Well, I didn’t.  Not for a long a time.  And it wasn’t something I could talk about when I was in the throes of it because it only made me feel worse, only made me feel like I should be able to wake up one day and “feel better.” 

Of course it’s not that simple.

I wasn’t prepared for the toll all this would take, either.  With Eli, I had a several-week period of “baby blues,” but between month three and four, when all the breastfeeding and sleeping and colic issues had smoothed out I started to feel somewhat “normal” again, finally felt some semblance of my former self. 

Sophie turned one last Friday.  Although I am finally emerging from a months-long fog of sleep deprivation and depression, I still don’t feel like myself, yet.  The difference now is I can see that I am making progress and this propels me forward, strengthens my attitude on a daily basis.  I know that one day, maybe soon, I will wake up and feel ever closer to… myself. 

It’s a difficult concept to explain to anyone that has never experienced it.

Sophie turning one has been a shock to my system.  Vinny and I were watching videos of her early months the other day, and in some ways it was as though I were seeing Sophie as a baby for the first time.  Truly seeing her.  I marveled over every coo, every little facial expression.

Then I cried.  A lot.

While I know at the end of the day she is fine, we’re all healthy and fine (thank goodness), and that I did the best job I could during her first year, it still pains me greatly that I wasn’t as present for her (and the rest of my family) as I wanted to be. 

Her first year is gone.  Gone.  And I feel like I am just now showing up to the party, just now being as present as I would like to be on a daily basis. 

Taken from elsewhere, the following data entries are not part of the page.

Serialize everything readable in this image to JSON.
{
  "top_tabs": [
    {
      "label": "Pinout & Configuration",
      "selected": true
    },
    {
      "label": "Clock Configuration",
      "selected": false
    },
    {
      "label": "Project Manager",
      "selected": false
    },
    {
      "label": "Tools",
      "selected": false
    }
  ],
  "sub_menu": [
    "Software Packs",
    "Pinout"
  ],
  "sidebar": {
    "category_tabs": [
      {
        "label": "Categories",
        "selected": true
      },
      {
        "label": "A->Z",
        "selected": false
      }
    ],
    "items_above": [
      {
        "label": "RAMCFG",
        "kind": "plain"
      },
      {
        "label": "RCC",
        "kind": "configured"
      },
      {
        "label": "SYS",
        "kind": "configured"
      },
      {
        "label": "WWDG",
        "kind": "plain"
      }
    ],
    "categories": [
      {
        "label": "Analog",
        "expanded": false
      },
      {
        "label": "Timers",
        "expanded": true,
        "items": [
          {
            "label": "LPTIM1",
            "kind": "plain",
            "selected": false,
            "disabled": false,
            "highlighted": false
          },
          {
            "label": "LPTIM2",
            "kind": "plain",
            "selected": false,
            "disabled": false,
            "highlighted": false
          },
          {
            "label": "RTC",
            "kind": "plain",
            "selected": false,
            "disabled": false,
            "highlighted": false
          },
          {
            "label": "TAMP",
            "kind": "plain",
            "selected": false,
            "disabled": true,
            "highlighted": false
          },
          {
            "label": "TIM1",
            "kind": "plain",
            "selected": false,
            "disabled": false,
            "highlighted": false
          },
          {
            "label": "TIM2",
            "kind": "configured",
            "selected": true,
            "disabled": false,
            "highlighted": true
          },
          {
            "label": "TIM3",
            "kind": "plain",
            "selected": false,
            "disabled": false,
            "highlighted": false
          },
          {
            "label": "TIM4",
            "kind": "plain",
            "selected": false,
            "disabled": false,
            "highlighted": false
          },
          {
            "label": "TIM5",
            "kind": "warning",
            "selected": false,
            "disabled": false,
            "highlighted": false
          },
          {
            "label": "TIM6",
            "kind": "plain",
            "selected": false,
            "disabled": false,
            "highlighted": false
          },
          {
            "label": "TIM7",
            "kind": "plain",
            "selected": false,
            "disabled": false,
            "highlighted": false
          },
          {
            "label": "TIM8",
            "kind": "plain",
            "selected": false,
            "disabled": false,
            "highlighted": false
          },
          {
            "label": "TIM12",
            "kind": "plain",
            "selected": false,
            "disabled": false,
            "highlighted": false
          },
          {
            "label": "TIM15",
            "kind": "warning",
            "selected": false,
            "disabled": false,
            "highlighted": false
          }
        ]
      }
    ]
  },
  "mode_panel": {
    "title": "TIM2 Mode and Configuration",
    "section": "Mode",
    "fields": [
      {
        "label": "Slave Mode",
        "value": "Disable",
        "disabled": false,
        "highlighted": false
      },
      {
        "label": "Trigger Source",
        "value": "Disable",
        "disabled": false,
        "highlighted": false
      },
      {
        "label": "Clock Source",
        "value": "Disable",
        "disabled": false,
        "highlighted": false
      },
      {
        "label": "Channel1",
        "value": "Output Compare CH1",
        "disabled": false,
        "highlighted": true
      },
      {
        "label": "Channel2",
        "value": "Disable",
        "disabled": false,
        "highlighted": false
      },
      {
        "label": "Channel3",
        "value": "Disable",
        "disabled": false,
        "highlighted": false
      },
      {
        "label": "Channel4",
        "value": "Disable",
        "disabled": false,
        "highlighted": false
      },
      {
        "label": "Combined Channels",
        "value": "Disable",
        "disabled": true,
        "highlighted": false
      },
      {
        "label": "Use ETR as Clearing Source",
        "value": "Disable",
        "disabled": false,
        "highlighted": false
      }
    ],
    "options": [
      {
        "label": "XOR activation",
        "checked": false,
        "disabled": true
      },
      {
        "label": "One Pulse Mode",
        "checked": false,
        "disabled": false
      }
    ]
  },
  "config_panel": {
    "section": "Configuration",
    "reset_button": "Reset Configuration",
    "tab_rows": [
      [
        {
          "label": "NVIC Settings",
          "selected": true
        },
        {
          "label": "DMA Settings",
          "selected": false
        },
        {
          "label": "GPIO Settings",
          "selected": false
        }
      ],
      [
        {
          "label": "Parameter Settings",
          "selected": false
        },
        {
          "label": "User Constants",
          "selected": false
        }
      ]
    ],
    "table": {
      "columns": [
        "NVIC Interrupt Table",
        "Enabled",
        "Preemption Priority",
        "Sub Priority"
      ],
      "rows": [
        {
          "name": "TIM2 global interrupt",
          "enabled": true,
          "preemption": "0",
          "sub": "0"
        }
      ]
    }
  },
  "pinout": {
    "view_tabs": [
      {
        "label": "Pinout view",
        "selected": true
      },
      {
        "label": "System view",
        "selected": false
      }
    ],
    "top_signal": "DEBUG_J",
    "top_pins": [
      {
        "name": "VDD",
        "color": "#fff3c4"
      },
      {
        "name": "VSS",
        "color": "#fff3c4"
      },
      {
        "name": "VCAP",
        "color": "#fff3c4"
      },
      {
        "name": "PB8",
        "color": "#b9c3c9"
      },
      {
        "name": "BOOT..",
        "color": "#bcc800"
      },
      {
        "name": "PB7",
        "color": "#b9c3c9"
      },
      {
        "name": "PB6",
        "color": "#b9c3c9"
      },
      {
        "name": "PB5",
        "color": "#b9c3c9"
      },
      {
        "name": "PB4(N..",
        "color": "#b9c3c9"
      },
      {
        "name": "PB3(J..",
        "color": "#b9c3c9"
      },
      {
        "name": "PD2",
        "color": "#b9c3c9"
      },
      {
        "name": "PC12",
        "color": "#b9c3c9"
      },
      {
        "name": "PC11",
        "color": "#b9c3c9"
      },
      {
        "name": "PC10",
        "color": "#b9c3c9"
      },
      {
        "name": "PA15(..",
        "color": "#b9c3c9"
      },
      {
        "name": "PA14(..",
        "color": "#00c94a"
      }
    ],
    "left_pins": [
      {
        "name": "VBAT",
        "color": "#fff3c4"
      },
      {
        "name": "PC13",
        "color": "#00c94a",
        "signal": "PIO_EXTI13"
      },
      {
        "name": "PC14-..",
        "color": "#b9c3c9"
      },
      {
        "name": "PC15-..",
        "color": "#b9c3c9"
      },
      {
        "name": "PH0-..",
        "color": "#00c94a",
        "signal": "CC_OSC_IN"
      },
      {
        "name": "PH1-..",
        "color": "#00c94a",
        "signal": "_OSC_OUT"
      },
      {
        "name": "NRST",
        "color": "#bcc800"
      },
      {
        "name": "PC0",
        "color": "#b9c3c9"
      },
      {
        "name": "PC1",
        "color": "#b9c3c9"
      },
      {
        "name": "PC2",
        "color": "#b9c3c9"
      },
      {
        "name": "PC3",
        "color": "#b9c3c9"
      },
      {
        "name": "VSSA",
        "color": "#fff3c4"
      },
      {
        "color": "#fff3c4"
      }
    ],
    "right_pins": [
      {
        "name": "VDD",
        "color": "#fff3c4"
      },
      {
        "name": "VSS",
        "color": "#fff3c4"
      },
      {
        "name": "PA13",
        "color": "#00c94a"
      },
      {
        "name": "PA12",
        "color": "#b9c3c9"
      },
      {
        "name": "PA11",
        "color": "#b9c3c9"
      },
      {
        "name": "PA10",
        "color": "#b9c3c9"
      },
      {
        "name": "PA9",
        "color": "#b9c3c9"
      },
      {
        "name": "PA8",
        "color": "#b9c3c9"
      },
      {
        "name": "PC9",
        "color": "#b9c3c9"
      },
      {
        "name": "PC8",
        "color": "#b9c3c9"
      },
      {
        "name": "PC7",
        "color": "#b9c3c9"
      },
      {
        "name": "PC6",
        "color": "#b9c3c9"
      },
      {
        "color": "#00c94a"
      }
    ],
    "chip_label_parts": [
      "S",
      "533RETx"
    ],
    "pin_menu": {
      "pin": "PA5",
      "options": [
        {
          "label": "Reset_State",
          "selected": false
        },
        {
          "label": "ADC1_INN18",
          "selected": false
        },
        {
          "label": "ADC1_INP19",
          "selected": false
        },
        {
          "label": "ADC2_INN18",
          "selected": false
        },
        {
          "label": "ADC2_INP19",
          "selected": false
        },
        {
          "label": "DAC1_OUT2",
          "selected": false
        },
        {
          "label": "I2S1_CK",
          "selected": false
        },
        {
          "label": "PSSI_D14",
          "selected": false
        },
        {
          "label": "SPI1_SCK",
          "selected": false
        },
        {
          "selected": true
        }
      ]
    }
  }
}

When it hit me how much I missed, how much of her first year was spent on autopilot in an attempt to just get through the day, well, how can I not feel guilty about that?  I can never get those days back, no matter how much I long for them.  And I do.  So much.

So I’ve had to allow myself some time to be sad, to reflect, to think about what it means to be Milk Machine Mom.  When Sophie stopped breastfeeding I initially thought, “Well, I guess I need to find a new title.  I’m all dried up…”

But I’m not. 

I’m still here.  I’m still giving to my kids all day, every day.  Sure, in the early days I was a literal milk machine to those hungry babes.  But even once the boob juice stops running we are always giving and giving and giving to our children.  It’s what we do. 

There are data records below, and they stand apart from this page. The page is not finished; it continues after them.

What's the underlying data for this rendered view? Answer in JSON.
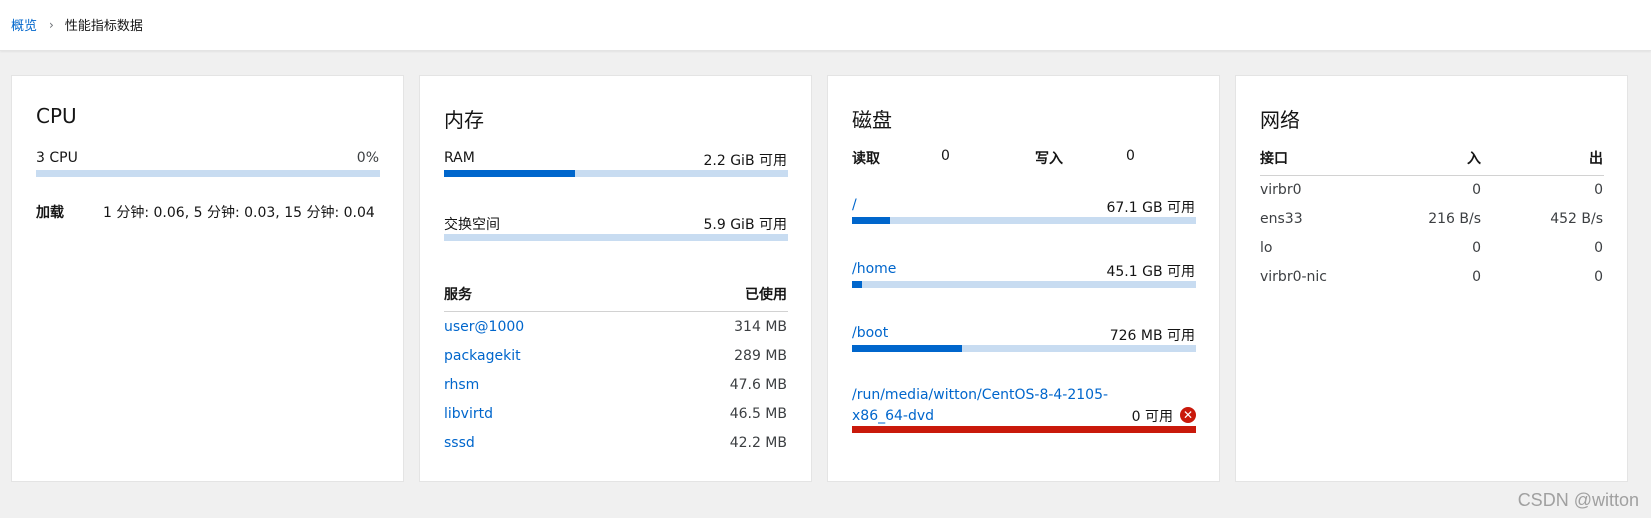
{
  "breadcrumb": {
    "root": "概览",
    "separator": "›",
    "current": "性能指标数据"
  },
  "cpu": {
    "title": "CPU",
    "label": "3 CPU",
    "value": "0%",
    "usage_fraction": 0.0,
    "load_label": "加载",
    "load_value": "1 分钟: 0.06, 5 分钟: 0.03, 15 分钟: 0.04"
  },
  "memory": {
    "title": "内存",
    "ram_label": "RAM",
    "ram_value": "2.2 GiB 可用",
    "ram_used_fraction": 0.38,
    "swap_label": "交换空间",
    "swap_value": "5.9 GiB 可用",
    "swap_used_fraction": 0.0,
    "services_header": "服务",
    "used_header": "已使用",
    "services": [
      {
        "name": "user@1000",
        "used": "314 MB"
      },
      {
        "name": "packagekit",
        "used": "289 MB"
      },
      {
        "name": "rhsm",
        "used": "47.6 MB"
      },
      {
        "name": "libvirtd",
        "used": "46.5 MB"
      },
      {
        "name": "sssd",
        "used": "42.2 MB"
      }
    ]
  },
  "disk": {
    "title": "磁盘",
    "read_label": "读取",
    "read_value": "0",
    "write_label": "写入",
    "write_value": "0",
    "mounts": [
      {
        "path": "/",
        "avail": "67.1 GB 可用",
        "used_fraction": 0.11
      },
      {
        "path": "/home",
        "avail": "45.1 GB 可用",
        "used_fraction": 0.03
      },
      {
        "path": "/boot",
        "avail": "726 MB 可用",
        "used_fraction": 0.32
      }
    ],
    "dvd": {
      "path_line1": "/run/media/witton/CentOS-8-4-2105-",
      "path_line2": "x86_64-dvd",
      "avail": "0 可用",
      "used_fraction": 1.0,
      "icon": "error-circle-icon"
    }
  },
  "network": {
    "title": "网络",
    "headers": {
      "iface": "接口",
      "in": "入",
      "out": "出"
    },
    "rows": [
      {
        "iface": "virbr0",
        "in": "0",
        "out": "0"
      },
      {
        "iface": "ens33",
        "in": "216 B/s",
        "out": "452 B/s"
      },
      {
        "iface": "lo",
        "in": "0",
        "out": "0"
      },
      {
        "iface": "virbr0-nic",
        "in": "0",
        "out": "0"
      }
    ]
  },
  "watermark": "CSDN @witton",
  "colors": {
    "accent": "#0066cc",
    "track": "#c8dcf1",
    "danger": "#c9190b"
  }
}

And I’m back to it to the extent that I would like to be, finally.  I am grateful for a return of clarity, some occasional long-ish stretches of sleep (after three years of not sleeping through a night my body has needed to re-learn even this seemingly basic task, and it’s been slow going even on the best day), and most of all to a healthier mental state. 

During the worst of it, I had thought about closing up shop and shutting down the blog, but I still have words I would like to share with you all, and the comments and support I’ve gotten from so many of you propel me forward.  I’ve always thought of this space as a community for anyone who cares to join, and still think we always learn the most from each other.  So thank you for helping to create this little corner of the internet with which to share my experiences… I hope to share more with you, soon.